Development of an Accurate, Long and Fast DNA Synthesis Device - ABSTRACT
In recent years the need for long custom synthetic DNA has rapidly increased. While chemical synthesis of
oligonucleotides of up to 100 base pairs is a relatively simple and established process, chemical synthesis of
longer oligonucleotides is inefficient and costly, resulting in a product with high accumulated errors and limited
yield. Current approaches to making long DNAs instead generate shorter overlapping DNA oligos and
biochemically assemble them to create the desired DNA sequence. In addition to being confounded by issues
of secondary structure and repetitive sequences, these methods are laborious, time-consuming and relatively
expensive.
This project proposes the development of a DNA synthesizer capable of manufacturing DNA oligonucleotides of
over two-thousand base pairs. The synthesizer will be a semiconductor-based device, about the size of a USB
thumb-drive, and will employ enzyme-catalyzed DNA synthesis. After loading the device with a few microliters
of reagent, DNA will be synthesized at the single molecule level in a nano reactor cell (NRC). A high-fidelity DNA
amplification will be used to generate larger quantities of DNA post synthesis. Iridia has developed a novel
biochemistry for the DNA synthesis based on an engineered topoisomerase, and have shown this biochemistry
to be compatible with solid-state nanopores in a semiconductor chip. The key innovation concepts are: (1) the
reagents in the NRC are segregated by nanopores, such that only DNA (and not enzymes) can move through
the nanopores, allowing electrophoretic control of the sequential reactions; (2) the NRC enzyme loading process,
wherein activated enzymes charged with DNA bases are introduced through the appropriate microfluidic
channels; and (3) engineering of a secondary DNA structure which can be observed via monitoring of the
nanopore current, enabling real time quality control of the synthesis reaction.

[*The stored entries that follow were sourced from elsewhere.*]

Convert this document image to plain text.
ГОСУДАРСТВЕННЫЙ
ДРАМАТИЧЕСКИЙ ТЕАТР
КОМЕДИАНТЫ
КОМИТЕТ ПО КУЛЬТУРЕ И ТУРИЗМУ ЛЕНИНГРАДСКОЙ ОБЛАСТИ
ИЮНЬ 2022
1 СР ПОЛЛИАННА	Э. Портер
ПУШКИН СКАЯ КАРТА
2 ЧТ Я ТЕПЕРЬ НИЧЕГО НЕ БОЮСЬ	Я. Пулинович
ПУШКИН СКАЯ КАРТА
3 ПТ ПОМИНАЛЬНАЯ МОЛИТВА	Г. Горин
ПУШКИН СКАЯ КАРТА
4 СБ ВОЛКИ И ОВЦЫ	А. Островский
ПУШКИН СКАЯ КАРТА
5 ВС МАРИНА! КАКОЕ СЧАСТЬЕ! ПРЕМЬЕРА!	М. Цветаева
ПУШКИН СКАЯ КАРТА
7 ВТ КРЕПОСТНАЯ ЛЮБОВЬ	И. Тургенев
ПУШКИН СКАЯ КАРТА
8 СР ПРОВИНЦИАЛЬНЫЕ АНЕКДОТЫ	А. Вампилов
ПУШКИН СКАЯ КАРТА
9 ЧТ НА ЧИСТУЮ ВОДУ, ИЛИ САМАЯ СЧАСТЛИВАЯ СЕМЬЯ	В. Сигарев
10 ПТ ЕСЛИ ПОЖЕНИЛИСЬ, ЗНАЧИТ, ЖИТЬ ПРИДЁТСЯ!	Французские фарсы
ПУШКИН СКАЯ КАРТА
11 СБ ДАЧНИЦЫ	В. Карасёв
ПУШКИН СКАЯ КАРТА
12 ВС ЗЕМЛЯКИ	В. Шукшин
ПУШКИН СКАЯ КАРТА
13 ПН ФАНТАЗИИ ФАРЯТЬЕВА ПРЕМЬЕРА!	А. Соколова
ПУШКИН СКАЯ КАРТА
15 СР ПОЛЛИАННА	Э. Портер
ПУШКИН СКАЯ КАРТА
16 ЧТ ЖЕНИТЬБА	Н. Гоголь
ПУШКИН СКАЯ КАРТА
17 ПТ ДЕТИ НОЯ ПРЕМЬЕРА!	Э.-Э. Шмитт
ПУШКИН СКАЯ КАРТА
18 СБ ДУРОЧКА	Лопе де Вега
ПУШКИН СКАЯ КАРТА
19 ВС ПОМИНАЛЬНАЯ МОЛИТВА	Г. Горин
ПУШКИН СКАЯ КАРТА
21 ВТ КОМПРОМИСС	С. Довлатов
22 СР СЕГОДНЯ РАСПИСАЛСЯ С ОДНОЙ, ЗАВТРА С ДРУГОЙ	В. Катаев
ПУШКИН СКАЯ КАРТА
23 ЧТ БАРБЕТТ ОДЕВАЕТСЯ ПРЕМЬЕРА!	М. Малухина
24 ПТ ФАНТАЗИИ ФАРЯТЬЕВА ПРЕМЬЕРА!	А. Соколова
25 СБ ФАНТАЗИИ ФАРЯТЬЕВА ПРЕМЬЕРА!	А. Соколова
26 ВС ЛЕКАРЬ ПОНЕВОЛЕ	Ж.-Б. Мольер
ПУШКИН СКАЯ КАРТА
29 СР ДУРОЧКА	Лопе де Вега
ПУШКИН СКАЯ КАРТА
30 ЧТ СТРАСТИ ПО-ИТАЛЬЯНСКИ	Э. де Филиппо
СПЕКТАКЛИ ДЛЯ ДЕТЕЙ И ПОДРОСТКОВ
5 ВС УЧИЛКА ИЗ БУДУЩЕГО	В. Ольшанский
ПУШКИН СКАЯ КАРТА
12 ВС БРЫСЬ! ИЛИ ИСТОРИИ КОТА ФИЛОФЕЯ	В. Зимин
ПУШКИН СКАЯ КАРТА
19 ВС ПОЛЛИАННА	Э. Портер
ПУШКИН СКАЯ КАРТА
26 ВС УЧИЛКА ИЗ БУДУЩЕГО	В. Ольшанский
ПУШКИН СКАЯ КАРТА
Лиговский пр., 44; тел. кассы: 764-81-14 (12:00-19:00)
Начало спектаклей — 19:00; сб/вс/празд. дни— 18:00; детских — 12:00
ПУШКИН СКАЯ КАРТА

The first phase of this project will focus on optimizing and characterizing the biochemistry of the platform. The
second phase will be aimed to integrate the biochemistry into a semiconductor-based nanopore device to enable
single molecule DNA synthesis with real-time monitoring. A high-fidelity amplification approach will then be used
to generate larger quantities of DNA for the user. Iridia, Inc. expect this approach to enable synthesis of DNA of
several thousand nucleotides with a very low error rate.